The system was widely used in commerce and also used in astronomical and for other calculations. The sexagesimal system was exported from Babylonia and used throughout Mesopotamia (Iraq), and by every Mediterranean nation that used standard Babylonian units of measure and counting, including the Greeks, Romans and Syrians (Iran).


The earliest abacus probably dated from the practice of using pebbles on a board to count. Shown below is a later Chinese abacus.


Ancient Greeks used a number system based on the Greek alphabet where alpha was 1, beta 2, gamma 3, delta 4 and so on. This permitted them count up to 999. Larger numbers employed the same numbers to represent thousands, tens of thousands, and hundreds of thousands.

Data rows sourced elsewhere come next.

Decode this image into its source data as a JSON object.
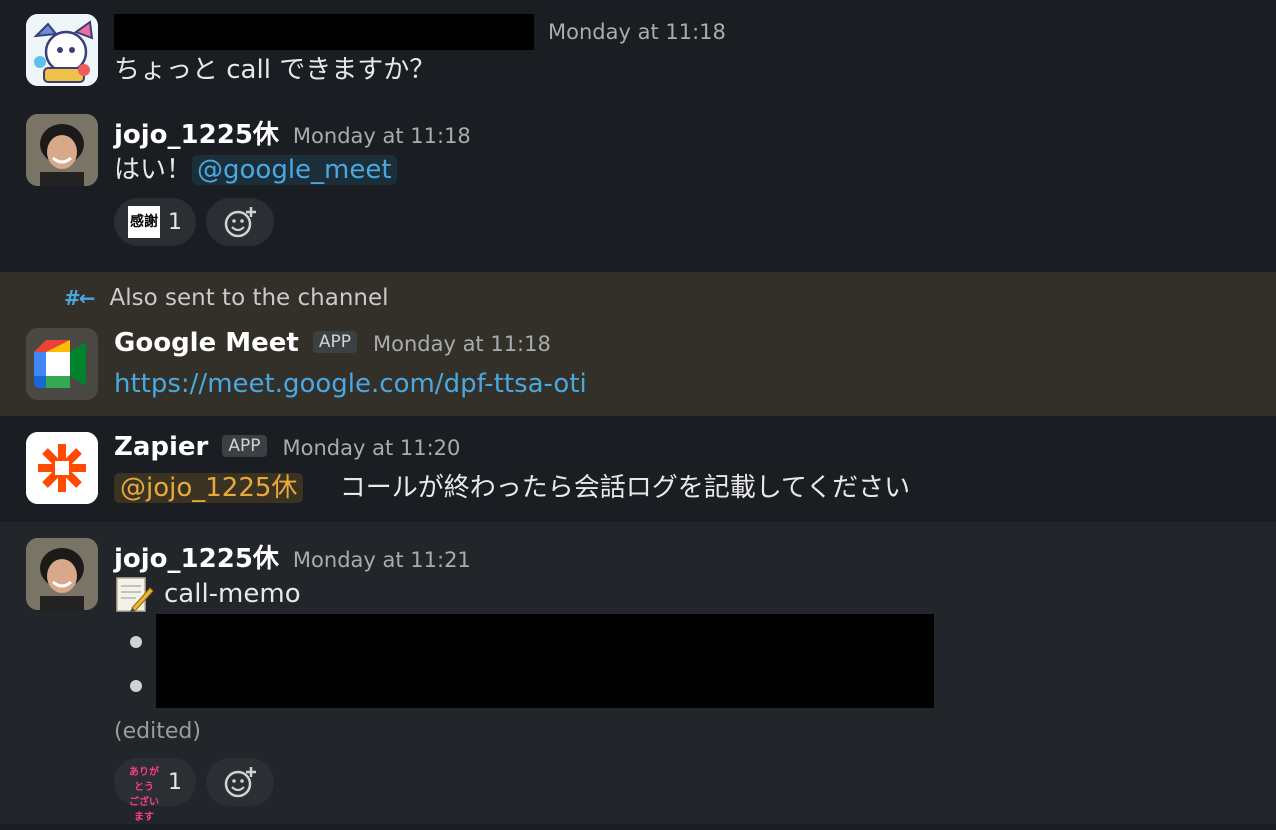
{
  "messages": {
    "m1": {
      "time": "Monday at 11:18",
      "text": "ちょっと call できますか？"
    },
    "m2": {
      "author": "jojo_1225休",
      "time": "Monday at 11:18",
      "text": "はい！",
      "mention": "@google_meet",
      "reaction": {
        "emoji_text": "感謝",
        "count": "1"
      }
    },
    "also_sent": "Also sent to the channel",
    "m3": {
      "author": "Google Meet",
      "badge": "APP",
      "time": "Monday at 11:18",
      "link": "https://meet.google.com/dpf-ttsa-oti"
    },
    "m4": {
      "author": "Zapier",
      "badge": "APP",
      "time": "Monday at 11:20",
      "mention": "@jojo_1225休",
      "text": "コールが終わったら会話ログを記載してください"
    },
    "m5": {
      "author": "jojo_1225休",
      "time": "Monday at 11:21",
      "title": "call-memo",
      "edited": "(edited)",
      "reaction": {
        "emoji_text_1": "ありがとう",
        "emoji_text_2": "ございます",
        "count": "1"
      }
    }
  },
  "colors": {
    "background": "#1a1d21",
    "highlight_row": "#332f29",
    "link": "#4aa8e0",
    "mention_yellow": "#e8a93c"
  },
  "icons": [
    "memo-icon",
    "add-reaction-icon",
    "hash-channel-icon",
    "google-meet-logo",
    "zapier-logo"
  ]
}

Roman numerals evolved from a primitive system of cutting notches or as a representation of a hand (four finger and the thumb held out looked like a V = 5). Despite its cumbersome appearance it was still used throughout Europe well after the fall of the Roman Empire.


The modern decimal Hindu–Arabic numeral system with zero (0 1 2 3 4 5 6 7 8 9) was developed in India by around 700 CE (current era). (Before that time the concept of zero was not accepted. 'How can nothing be something,' according to one Greek philosopher. Which was the reason why the calendar jumped from 1 BCE to 1 CE. (Jesus was not born in the year zero). Hindu–Arabic numerals slowly spread throughout the middle east and Europe and was in general use by 1500 CE although Roman numerals lingered on clock faces and some documents.

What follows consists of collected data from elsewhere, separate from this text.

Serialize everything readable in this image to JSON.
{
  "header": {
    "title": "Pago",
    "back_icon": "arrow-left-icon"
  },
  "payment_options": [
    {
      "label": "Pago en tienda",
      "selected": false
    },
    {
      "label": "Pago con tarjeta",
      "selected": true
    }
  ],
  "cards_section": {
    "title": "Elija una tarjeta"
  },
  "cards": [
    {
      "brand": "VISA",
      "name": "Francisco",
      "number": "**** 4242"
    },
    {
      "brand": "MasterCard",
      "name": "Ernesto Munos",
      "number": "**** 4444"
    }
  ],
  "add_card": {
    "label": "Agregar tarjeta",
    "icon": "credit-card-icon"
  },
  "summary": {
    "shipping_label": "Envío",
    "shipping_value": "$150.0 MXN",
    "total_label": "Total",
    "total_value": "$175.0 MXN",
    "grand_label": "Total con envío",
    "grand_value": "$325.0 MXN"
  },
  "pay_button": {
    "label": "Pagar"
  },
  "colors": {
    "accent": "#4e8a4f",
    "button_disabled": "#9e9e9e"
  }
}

The late Olmec people of south-central Mexico began to use a symbol for zero, a shell glyph, in the New World, possibly 2400 years ago but certainly by 2000 years ago, which became an integral part of Maya numerals and the Maya calendar. Mayan arithmetic used base 4 and base 5 written as base 20.

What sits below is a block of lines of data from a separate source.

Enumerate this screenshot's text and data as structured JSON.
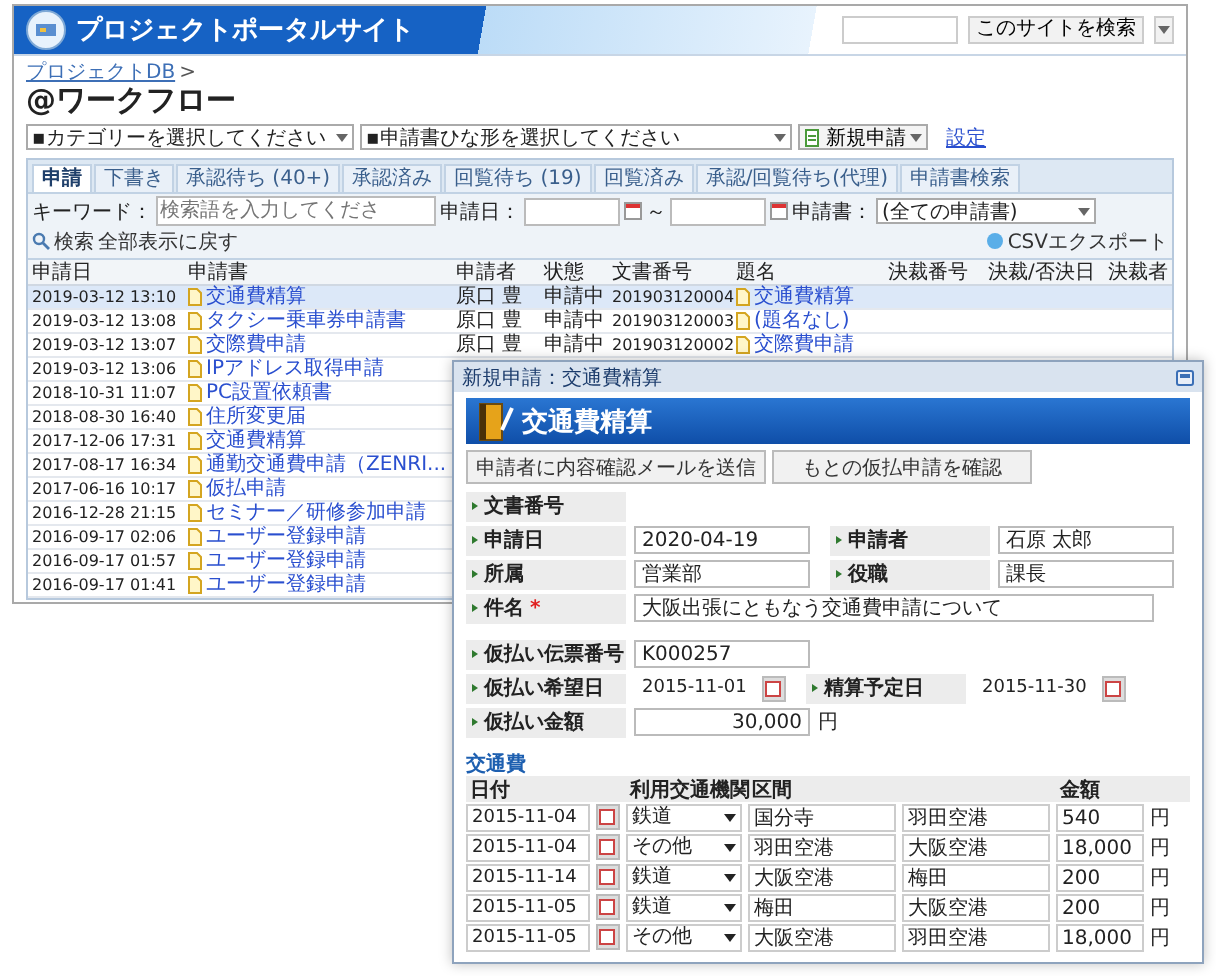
{
  "portal": {
    "site_title": "プロジェクトポータルサイト",
    "site_search_button": "このサイトを検索",
    "breadcrumb": "プロジェクトDB",
    "breadcrumb_sep": ">",
    "page_title": "@ワークフロー",
    "toolbar": {
      "category_select": "▪カテゴリーを選択してください",
      "template_select": "▪申請書ひな形を選択してください",
      "new_button": "新規申請",
      "settings_link": "設定"
    },
    "tabs": [
      {
        "label": "申請",
        "selected": true
      },
      {
        "label": "下書き",
        "selected": false
      },
      {
        "label": "承認待ち (40+)",
        "selected": false
      },
      {
        "label": "承認済み",
        "selected": false
      },
      {
        "label": "回覧待ち (19)",
        "selected": false
      },
      {
        "label": "回覧済み",
        "selected": false
      },
      {
        "label": "承認/回覧待ち(代理)",
        "selected": false
      },
      {
        "label": "申請書検索",
        "selected": false
      }
    ],
    "filter": {
      "keyword_label": "キーワード：",
      "keyword_placeholder": "検索語を入力してくださ",
      "date_label": "申請日：",
      "range_sep": "～",
      "form_label": "申請書：",
      "form_select": "(全ての申請書)",
      "search_button": "検索",
      "reset_link": "全部表示に戻す",
      "csv_button": "CSVエクスポート"
    },
    "table": {
      "columns": [
        {
          "label": "申請日",
          "kind": "date"
        },
        {
          "label": "申請書",
          "kind": "link"
        },
        {
          "label": "申請者",
          "kind": "text"
        },
        {
          "label": "状態",
          "kind": "text"
        },
        {
          "label": "文書番号",
          "kind": "number"
        },
        {
          "label": "題名",
          "kind": "link"
        },
        {
          "label": "決裁番号"
        },
        {
          "label": "決裁/否決日"
        },
        {
          "label": "決裁者"
        }
      ],
      "rows": [
        {
          "selected": true,
          "cells": [
            "2019-03-12 13:10",
            "交通費精算",
            "原口 豊",
            "申請中",
            "201903120004",
            "交通費精算"
          ]
        },
        {
          "selected": false,
          "cells": [
            "2019-03-12 13:08",
            "タクシー乗車券申請書",
            "原口 豊",
            "申請中",
            "201903120003",
            "(題名なし)"
          ]
        },
        {
          "selected": false,
          "cells": [
            "2019-03-12 13:07",
            "交際費申請",
            "原口 豊",
            "申請中",
            "201903120002",
            "交際費申請"
          ]
        },
        {
          "selected": false,
          "cells": [
            "2019-03-12 13:06",
            "IPアドレス取得申請"
          ]
        },
        {
          "selected": false,
          "cells": [
            "2018-10-31 11:07",
            "PC設置依頼書"
          ]
        },
        {
          "selected": false,
          "cells": [
            "2018-08-30 16:40",
            "住所変更届"
          ]
        },
        {
          "selected": false,
          "cells": [
            "2017-12-06 17:31",
            "交通費精算"
          ]
        },
        {
          "selected": false,
          "cells": [
            "2017-08-17 16:34",
            "通勤交通費申請（ZENRI..."
          ]
        },
        {
          "selected": false,
          "cells": [
            "2017-06-16 10:17",
            "仮払申請"
          ]
        },
        {
          "selected": false,
          "cells": [
            "2016-12-28 21:15",
            "セミナー／研修参加申請"
          ]
        },
        {
          "selected": false,
          "cells": [
            "2016-09-17 02:06",
            "ユーザー登録申請"
          ]
        },
        {
          "selected": false,
          "cells": [
            "2016-09-17 01:57",
            "ユーザー登録申請"
          ]
        },
        {
          "selected": false,
          "cells": [
            "2016-09-17 01:41",
            "ユーザー登録申請"
          ]
        }
      ]
    }
  },
  "dialog": {
    "title": "新規申請：交通費精算",
    "heading": "交通費精算",
    "buttons": [
      "申請者に内容確認メールを送信",
      "もとの仮払申請を確認"
    ],
    "fields": [
      [
        {
          "label": "文書番号",
          "kind": "static"
        }
      ],
      [
        {
          "label": "申請日",
          "kind": "text",
          "value": "2020-04-19"
        },
        {
          "label": "申請者",
          "kind": "text",
          "value": "石原 太郎"
        }
      ],
      [
        {
          "label": "所属",
          "kind": "text",
          "value": "営業部"
        },
        {
          "label": "役職",
          "kind": "text",
          "value": "課長"
        }
      ],
      [
        {
          "label": "件名",
          "kind": "wide",
          "required_mark": "*",
          "value": "大阪出張にともなう交通費申請について"
        }
      ]
    ],
    "advance_fields": [
      [
        {
          "label": "仮払い伝票番号",
          "kind": "text",
          "value": "K000257"
        }
      ],
      [
        {
          "label": "仮払い希望日",
          "kind": "date",
          "value": "2015-11-01"
        },
        {
          "label": "精算予定日",
          "kind": "date",
          "value": "2015-11-30"
        }
      ],
      [
        {
          "label": "仮払い金額",
          "kind": "amount",
          "value": "30,000",
          "unit": "円"
        }
      ]
    ],
    "expenses": {
      "title": "交通費",
      "columns": [
        "日付",
        "利用交通機関",
        "区間",
        "金額"
      ],
      "rows": [
        {
          "date": "2015-11-04",
          "transport": "鉄道",
          "from": "国分寺",
          "to": "羽田空港",
          "amount": "540",
          "unit": "円"
        },
        {
          "date": "2015-11-04",
          "transport": "その他",
          "from": "羽田空港",
          "to": "大阪空港",
          "amount": "18,000",
          "unit": "円"
        },
        {
          "date": "2015-11-14",
          "transport": "鉄道",
          "from": "大阪空港",
          "to": "梅田",
          "amount": "200",
          "unit": "円"
        },
        {
          "date": "2015-11-05",
          "transport": "鉄道",
          "from": "梅田",
          "to": "大阪空港",
          "amount": "200",
          "unit": "円"
        },
        {
          "date": "2015-11-05",
          "transport": "その他",
          "from": "大阪空港",
          "to": "羽田空港",
          "amount": "18,000",
          "unit": "円"
        }
      ]
    }
  }
}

The concept of negative numbers was recognized about 2000 years ago in China. The first reference in a Western work was 2300 years ago in Greece when Diophantus referred to the equation equivalent to 4x + 20 = 0 (the solution, x, is negative) in Arithmetica, saying that the equation gave an absurd result.


In the 7th century CE, negative numbers were used in India to represent debts. Diophantus' comment was discussed more explicitly by Indian mathematician Brahmagupta, who used negative numbers to produce the general form quadratic formula that remains in use today. However, in the 12th century CE, in India, Bhaskara found negative roots for some quadratic equations but commented that the negative value, " in this case not to be taken, for it is inadequate; people do not approve of negative roots."


Al-Khwarizmi's published The Compendious Book on Calculation by Completion and Balancing between 813–833 CE. It was first systematic method of solving linear and quadratic equations by "reduction" and "balancing" (the cancellation of terms on opposite sides of the equation), The term algebra came from the word al-jabr meaning "completion" or "rejoining". The term algorithm is derived from his name.


In the 10th century CE, Middle-Eastern mathematicians extended the decimal numeral system to include fractions. The decimal point notation was introduced by Sind ibn Ali, who also wrote the earliest treatise on Arabic numerals.


European mathematicians generally resisted the concept of negative numbers until the 17th century, although Fibonacci allowed negative solutions in financial problems where they could be interpreted as debts and later as losses. At the same time, the Chinese were indicating negative numbers by drawing a diagonal stroke through the right-most non-zero digit of the corresponding positive number's numeral.